Q5. You have recently won the LH Short Story Competition and it is certainly not the first time you’ve shined the brightest in a contest. In the said context, what is your take on competition? As a sprightly, young student, do you consider competition a catalyst of growth?
I just wanted to write a story—and it was written more out of necessity than choice. As in, it felt like something that I could not be comfortable without writing and yet could not bring myself to write. For a very long time, I had to sort of get through this feeling and finally write it down. In one way or another, the LH Short Story Competition became a hard deadline for me to bring myself to write the story down and commit to it. I think this context is important to understand why I even participated in the competition in the first place. I don’t really look up to competition, as corny as it sounds, I will not participate in something where I don’t see myself growing or possibly pushing myself out of my comfort zone. I have found competitions to be useful for me in that manner, but anything beyond that, as in all the perks, the medals and everything that competitions really do not matter to me. To answer your question, yes, I do think competitions are catalysts for growth but then again, all competitions do not make us grow and all growth isn’t competition.
Q6. What are the professional / career milestones that you have set for yourself as of now?

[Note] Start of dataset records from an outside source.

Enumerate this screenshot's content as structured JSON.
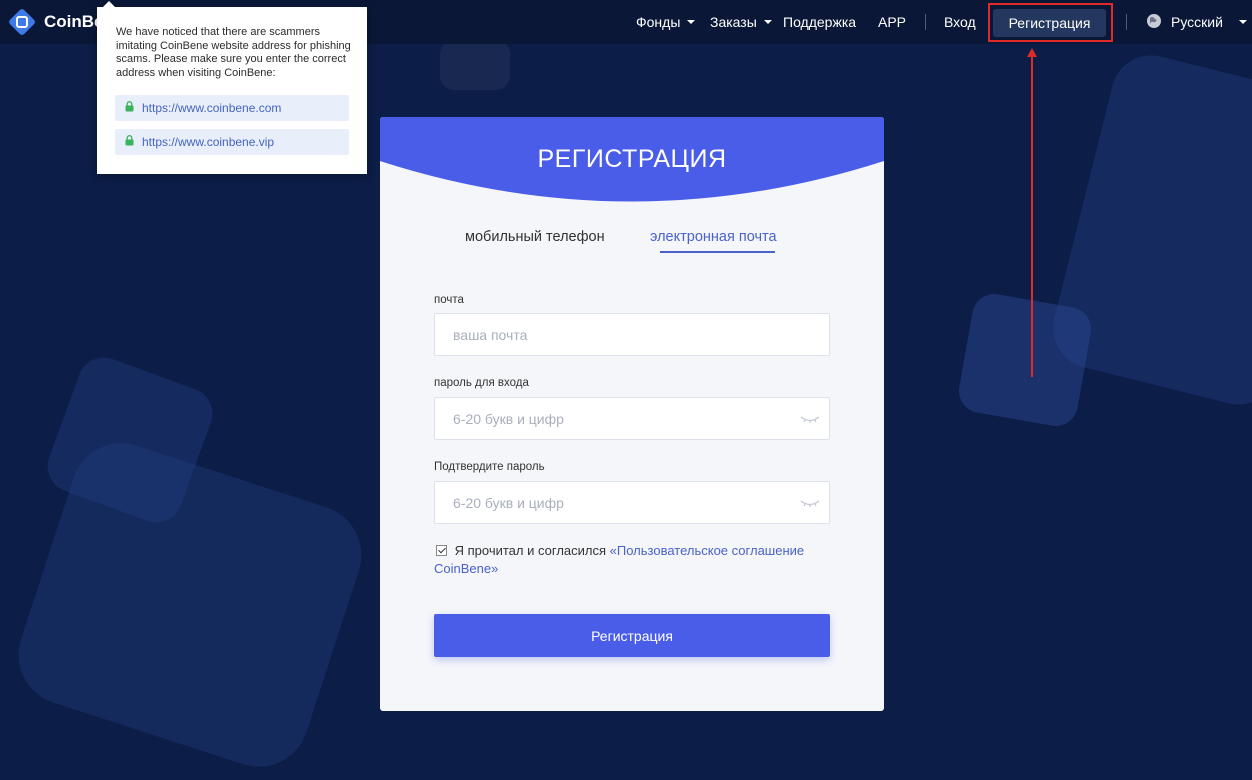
{
  "header": {
    "logo_text": "CoinBene",
    "nav": {
      "funds": "Фонды",
      "orders": "Заказы",
      "support": "Поддержка",
      "app": "APP",
      "login": "Вход",
      "register": "Регистрация",
      "language": "Русский"
    }
  },
  "popup": {
    "message": "We have noticed that there are scammers imitating CoinBene website address for phishing scams. Please make sure you enter the correct address when visiting CoinBene:",
    "links": [
      "https://www.coinbene.com",
      "https://www.coinbene.vip"
    ]
  },
  "card": {
    "title": "РЕГИСТРАЦИЯ",
    "tabs": {
      "phone": "мобильный телефон",
      "email": "электронная почта"
    },
    "fields": {
      "email_label": "почта",
      "email_placeholder": "ваша почта",
      "password_label": "пароль для входа",
      "password_placeholder": "6-20 букв и цифр",
      "confirm_label": "Подтвердите пароль",
      "confirm_placeholder": "6-20 букв и цифр"
    },
    "agree_text": "Я прочитал и согласился",
    "agree_link": "«Пользовательское соглашение CoinBene»",
    "submit": "Регистрация"
  },
  "colors": {
    "background": "#0c1d47",
    "header": "#0a1737",
    "accent": "#4a5de8",
    "highlight": "#e02a2a"
  }
}
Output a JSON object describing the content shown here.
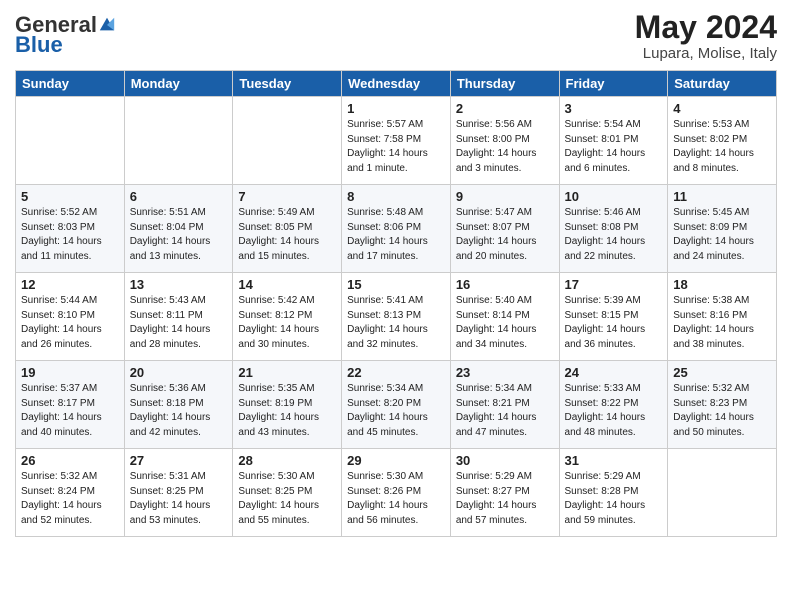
{
  "header": {
    "logo_general": "General",
    "logo_blue": "Blue",
    "month_title": "May 2024",
    "location": "Lupara, Molise, Italy"
  },
  "days_of_week": [
    "Sunday",
    "Monday",
    "Tuesday",
    "Wednesday",
    "Thursday",
    "Friday",
    "Saturday"
  ],
  "weeks": [
    [
      {
        "day": "",
        "content": ""
      },
      {
        "day": "",
        "content": ""
      },
      {
        "day": "",
        "content": ""
      },
      {
        "day": "1",
        "content": "Sunrise: 5:57 AM\nSunset: 7:58 PM\nDaylight: 14 hours\nand 1 minute."
      },
      {
        "day": "2",
        "content": "Sunrise: 5:56 AM\nSunset: 8:00 PM\nDaylight: 14 hours\nand 3 minutes."
      },
      {
        "day": "3",
        "content": "Sunrise: 5:54 AM\nSunset: 8:01 PM\nDaylight: 14 hours\nand 6 minutes."
      },
      {
        "day": "4",
        "content": "Sunrise: 5:53 AM\nSunset: 8:02 PM\nDaylight: 14 hours\nand 8 minutes."
      }
    ],
    [
      {
        "day": "5",
        "content": "Sunrise: 5:52 AM\nSunset: 8:03 PM\nDaylight: 14 hours\nand 11 minutes."
      },
      {
        "day": "6",
        "content": "Sunrise: 5:51 AM\nSunset: 8:04 PM\nDaylight: 14 hours\nand 13 minutes."
      },
      {
        "day": "7",
        "content": "Sunrise: 5:49 AM\nSunset: 8:05 PM\nDaylight: 14 hours\nand 15 minutes."
      },
      {
        "day": "8",
        "content": "Sunrise: 5:48 AM\nSunset: 8:06 PM\nDaylight: 14 hours\nand 17 minutes."
      },
      {
        "day": "9",
        "content": "Sunrise: 5:47 AM\nSunset: 8:07 PM\nDaylight: 14 hours\nand 20 minutes."
      },
      {
        "day": "10",
        "content": "Sunrise: 5:46 AM\nSunset: 8:08 PM\nDaylight: 14 hours\nand 22 minutes."
      },
      {
        "day": "11",
        "content": "Sunrise: 5:45 AM\nSunset: 8:09 PM\nDaylight: 14 hours\nand 24 minutes."
      }
    ],
    [
      {
        "day": "12",
        "content": "Sunrise: 5:44 AM\nSunset: 8:10 PM\nDaylight: 14 hours\nand 26 minutes."
      },
      {
        "day": "13",
        "content": "Sunrise: 5:43 AM\nSunset: 8:11 PM\nDaylight: 14 hours\nand 28 minutes."
      },
      {
        "day": "14",
        "content": "Sunrise: 5:42 AM\nSunset: 8:12 PM\nDaylight: 14 hours\nand 30 minutes."
      },
      {
        "day": "15",
        "content": "Sunrise: 5:41 AM\nSunset: 8:13 PM\nDaylight: 14 hours\nand 32 minutes."
      },
      {
        "day": "16",
        "content": "Sunrise: 5:40 AM\nSunset: 8:14 PM\nDaylight: 14 hours\nand 34 minutes."
      },
      {
        "day": "17",
        "content": "Sunrise: 5:39 AM\nSunset: 8:15 PM\nDaylight: 14 hours\nand 36 minutes."
      },
      {
        "day": "18",
        "content": "Sunrise: 5:38 AM\nSunset: 8:16 PM\nDaylight: 14 hours\nand 38 minutes."
      }
    ],
    [
      {
        "day": "19",
        "content": "Sunrise: 5:37 AM\nSunset: 8:17 PM\nDaylight: 14 hours\nand 40 minutes."
      },
      {
        "day": "20",
        "content": "Sunrise: 5:36 AM\nSunset: 8:18 PM\nDaylight: 14 hours\nand 42 minutes."
      },
      {
        "day": "21",
        "content": "Sunrise: 5:35 AM\nSunset: 8:19 PM\nDaylight: 14 hours\nand 43 minutes."
      },
      {
        "day": "22",
        "content": "Sunrise: 5:34 AM\nSunset: 8:20 PM\nDaylight: 14 hours\nand 45 minutes."
      },
      {
        "day": "23",
        "content": "Sunrise: 5:34 AM\nSunset: 8:21 PM\nDaylight: 14 hours\nand 47 minutes."
      },
      {
        "day": "24",
        "content": "Sunrise: 5:33 AM\nSunset: 8:22 PM\nDaylight: 14 hours\nand 48 minutes."
      },
      {
        "day": "25",
        "content": "Sunrise: 5:32 AM\nSunset: 8:23 PM\nDaylight: 14 hours\nand 50 minutes."
      }
    ],
    [
      {
        "day": "26",
        "content": "Sunrise: 5:32 AM\nSunset: 8:24 PM\nDaylight: 14 hours\nand 52 minutes."
      },
      {
        "day": "27",
        "content": "Sunrise: 5:31 AM\nSunset: 8:25 PM\nDaylight: 14 hours\nand 53 minutes."
      },
      {
        "day": "28",
        "content": "Sunrise: 5:30 AM\nSunset: 8:25 PM\nDaylight: 14 hours\nand 55 minutes."
      },
      {
        "day": "29",
        "content": "Sunrise: 5:30 AM\nSunset: 8:26 PM\nDaylight: 14 hours\nand 56 minutes."
      },
      {
        "day": "30",
        "content": "Sunrise: 5:29 AM\nSunset: 8:27 PM\nDaylight: 14 hours\nand 57 minutes."
      },
      {
        "day": "31",
        "content": "Sunrise: 5:29 AM\nSunset: 8:28 PM\nDaylight: 14 hours\nand 59 minutes."
      },
      {
        "day": "",
        "content": ""
      }
    ]
  ]
}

I am as clueless now as I was back in my high school. I think it’s the modern day dilemma of having too much to choose from; however, I do have a broad idea of where I would like to be–of what interests me. What interests me is all that I have written in your previous questions, but how that translates into a professional milestone, I do not know. However, I do know that there is so much to read, so much to experience and I want to keep doing that–day in and day out.
Q7. Do you consider your school life to be a rite of passage? Which are some of the most significant memories (of people and events) that you will always carry with yourself?

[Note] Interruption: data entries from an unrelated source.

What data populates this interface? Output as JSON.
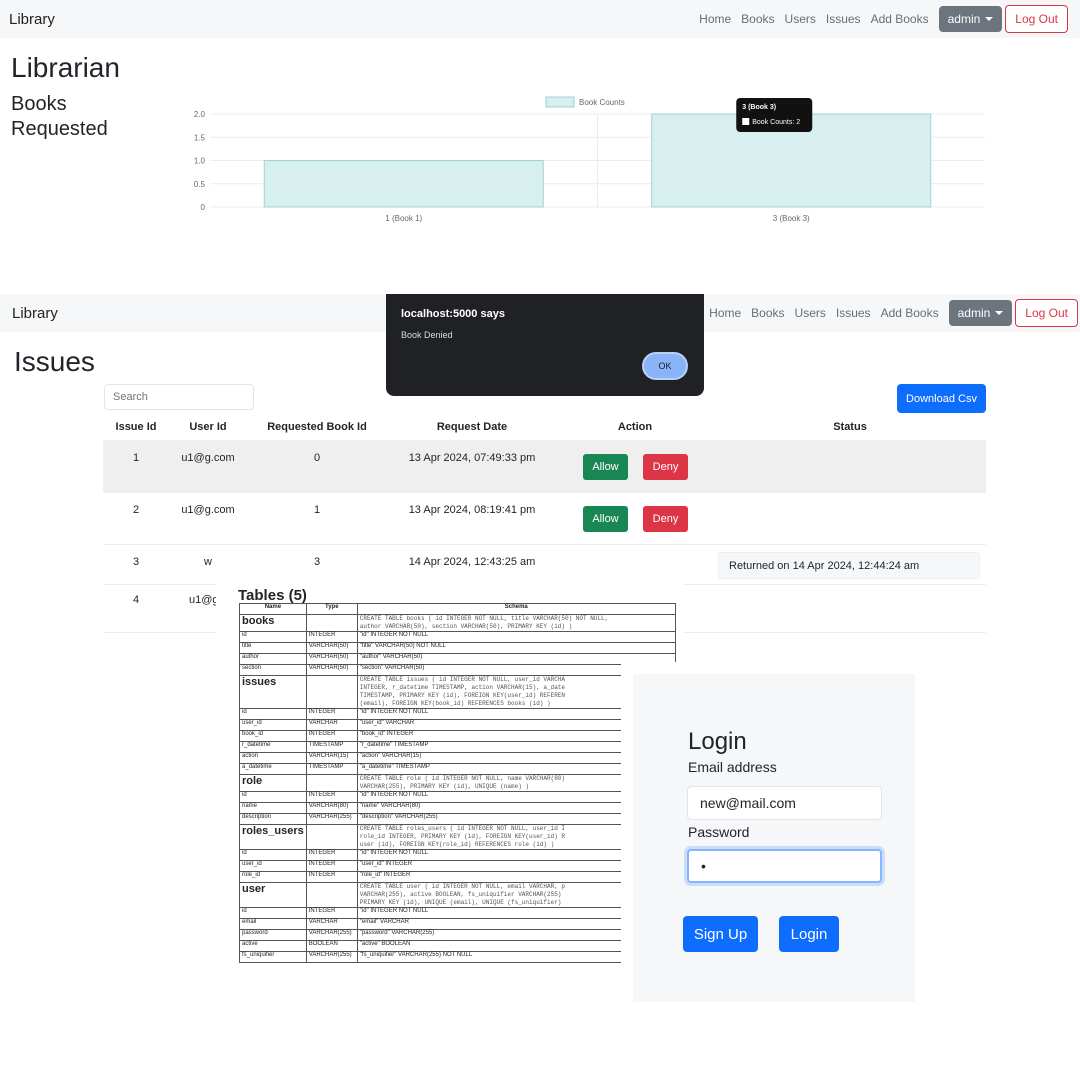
{
  "navbar": {
    "brand": "Library",
    "links": [
      "Home",
      "Books",
      "Users",
      "Issues",
      "Add Books"
    ],
    "admin_label": "admin",
    "logout_label": "Log Out"
  },
  "librarian": {
    "title": "Librarian",
    "subtitle_line1": "Books",
    "subtitle_line2": "Requested",
    "tooltip_title": "3 (Book 3)",
    "tooltip_label": "Book Counts: 2"
  },
  "chart_data": {
    "type": "bar",
    "categories": [
      "1 (Book 1)",
      "3 (Book 3)"
    ],
    "series": [
      {
        "name": "Book Counts",
        "values": [
          1,
          2
        ]
      }
    ],
    "yticks": [
      "0",
      "0.5",
      "1.0",
      "1.5",
      "2.0"
    ],
    "ylim": [
      0,
      2
    ],
    "legend": "top",
    "grid": true,
    "bar_color": "#d8efef",
    "bar_border": "#9fd3d3"
  },
  "issues": {
    "title": "Issues",
    "search_placeholder": "Search",
    "download_label": "Download Csv",
    "headers": [
      "Issue Id",
      "User Id",
      "Requested Book Id",
      "Request Date",
      "Action",
      "Status"
    ],
    "rows": [
      {
        "id": "1",
        "user": "u1@g.com",
        "book": "0",
        "date": "13 Apr 2024, 07:49:33 pm",
        "allow": "Allow",
        "deny": "Deny"
      },
      {
        "id": "2",
        "user": "u1@g.com",
        "book": "1",
        "date": "13 Apr 2024, 08:19:41 pm",
        "allow": "Allow",
        "deny": "Deny"
      },
      {
        "id": "3",
        "user": "w",
        "book": "3",
        "date": "14 Apr 2024, 12:43:25 am",
        "status": "Returned on 14 Apr 2024, 12:44:24 am"
      },
      {
        "id": "4",
        "user": "u1@g.c"
      }
    ],
    "dialog": {
      "title": "localhost:5000 says",
      "message": "Book Denied",
      "ok": "OK"
    }
  },
  "tables": {
    "title": "Tables (5)",
    "headers": [
      "Name",
      "Type",
      "Schema"
    ],
    "groups": [
      {
        "name": "books",
        "schema": [
          "CREATE TABLE books ( id INTEGER NOT NULL, title VARCHAR(50) NOT NULL,",
          "author VARCHAR(50), section VARCHAR(50), PRIMARY KEY (id) )"
        ],
        "columns": [
          [
            "id",
            "INTEGER",
            "\"id\" INTEGER NOT NULL"
          ],
          [
            "title",
            "VARCHAR(50)",
            "\"title\" VARCHAR(50) NOT NULL"
          ],
          [
            "author",
            "VARCHAR(50)",
            "\"author\" VARCHAR(50)"
          ],
          [
            "section",
            "VARCHAR(50)",
            "\"section\" VARCHAR(50)"
          ]
        ]
      },
      {
        "name": "issues",
        "schema": [
          "CREATE TABLE issues ( id INTEGER NOT NULL, user_id VARCHA",
          "INTEGER, r_datetime TIMESTAMP, action VARCHAR(15), a_date",
          "TIMESTAMP, PRIMARY KEY (id), FOREIGN KEY(user_id) REFEREN",
          "(email), FOREIGN KEY(book_id) REFERENCES books (id) )"
        ],
        "columns": [
          [
            "id",
            "INTEGER",
            "\"id\" INTEGER NOT NULL"
          ],
          [
            "user_id",
            "VARCHAR",
            "\"user_id\" VARCHAR"
          ],
          [
            "book_id",
            "INTEGER",
            "\"book_id\" INTEGER"
          ],
          [
            "r_datetime",
            "TIMESTAMP",
            "\"r_datetime\" TIMESTAMP"
          ],
          [
            "action",
            "VARCHAR(15)",
            "\"action\" VARCHAR(15)"
          ],
          [
            "a_datetime",
            "TIMESTAMP",
            "\"a_datetime\" TIMESTAMP"
          ]
        ]
      },
      {
        "name": "role",
        "schema": [
          "CREATE TABLE role ( id INTEGER NOT NULL, name VARCHAR(80)",
          "VARCHAR(255), PRIMARY KEY (id), UNIQUE (name) )"
        ],
        "columns": [
          [
            "id",
            "INTEGER",
            "\"id\" INTEGER NOT NULL"
          ],
          [
            "name",
            "VARCHAR(80)",
            "\"name\" VARCHAR(80)"
          ],
          [
            "description",
            "VARCHAR(255)",
            "\"description\" VARCHAR(255)"
          ]
        ]
      },
      {
        "name": "roles_users",
        "schema": [
          "CREATE TABLE roles_users ( id INTEGER NOT NULL, user_id I",
          "role_id INTEGER, PRIMARY KEY (id), FOREIGN KEY(user_id) R",
          "user (id), FOREIGN KEY(role_id) REFERENCES role (id) )"
        ],
        "columns": [
          [
            "id",
            "INTEGER",
            "\"id\" INTEGER NOT NULL"
          ],
          [
            "user_id",
            "INTEGER",
            "\"user_id\" INTEGER"
          ],
          [
            "role_id",
            "INTEGER",
            "\"role_id\" INTEGER"
          ]
        ]
      },
      {
        "name": "user",
        "schema": [
          "CREATE TABLE user ( id INTEGER NOT NULL, email VARCHAR, p",
          "VARCHAR(255), active BOOLEAN, fs_uniquifier VARCHAR(255)",
          "PRIMARY KEY (id), UNIQUE (email), UNIQUE (fs_uniquifier)"
        ],
        "columns": [
          [
            "id",
            "INTEGER",
            "\"id\" INTEGER NOT NULL"
          ],
          [
            "email",
            "VARCHAR",
            "\"email\" VARCHAR"
          ],
          [
            "password",
            "VARCHAR(255)",
            "\"password\" VARCHAR(255)"
          ],
          [
            "active",
            "BOOLEAN",
            "\"active\" BOOLEAN"
          ],
          [
            "fs_uniquifier",
            "VARCHAR(255)",
            "\"fs_uniquifier\" VARCHAR(255) NOT NULL"
          ]
        ]
      }
    ]
  },
  "login": {
    "title": "Login",
    "email_label": "Email address",
    "email_value": "new@mail.com",
    "password_label": "Password",
    "password_value": "•",
    "signup_label": "Sign Up",
    "login_label": "Login"
  }
}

Although I believe that each individual has a unique learning and growing passage that they come to imbibe over time, the experience schools offer students has a significant impact in our lives. From making friends to sitting at the end of the classroom, having an earlier than usual lunch break and in the process, experiencing joy, stress and everything in between these feelings, my school has blessed me with some of the fondest memories I have ever made.
I think there is one event that comes to my memory–I feel like this question wants a small story and so I shall give it to you. In 2018, we had the bookaroo and before the start of the event, a couple of us were asked to join the authors in a bonfire the night before. So, I remember that time—all of us were huddled in a circle with the light of the fire blazing red in our eyes, while some students were singing, some laughing and some writing—it was one of those moments where everything rushes by and yet seems fixed in due time.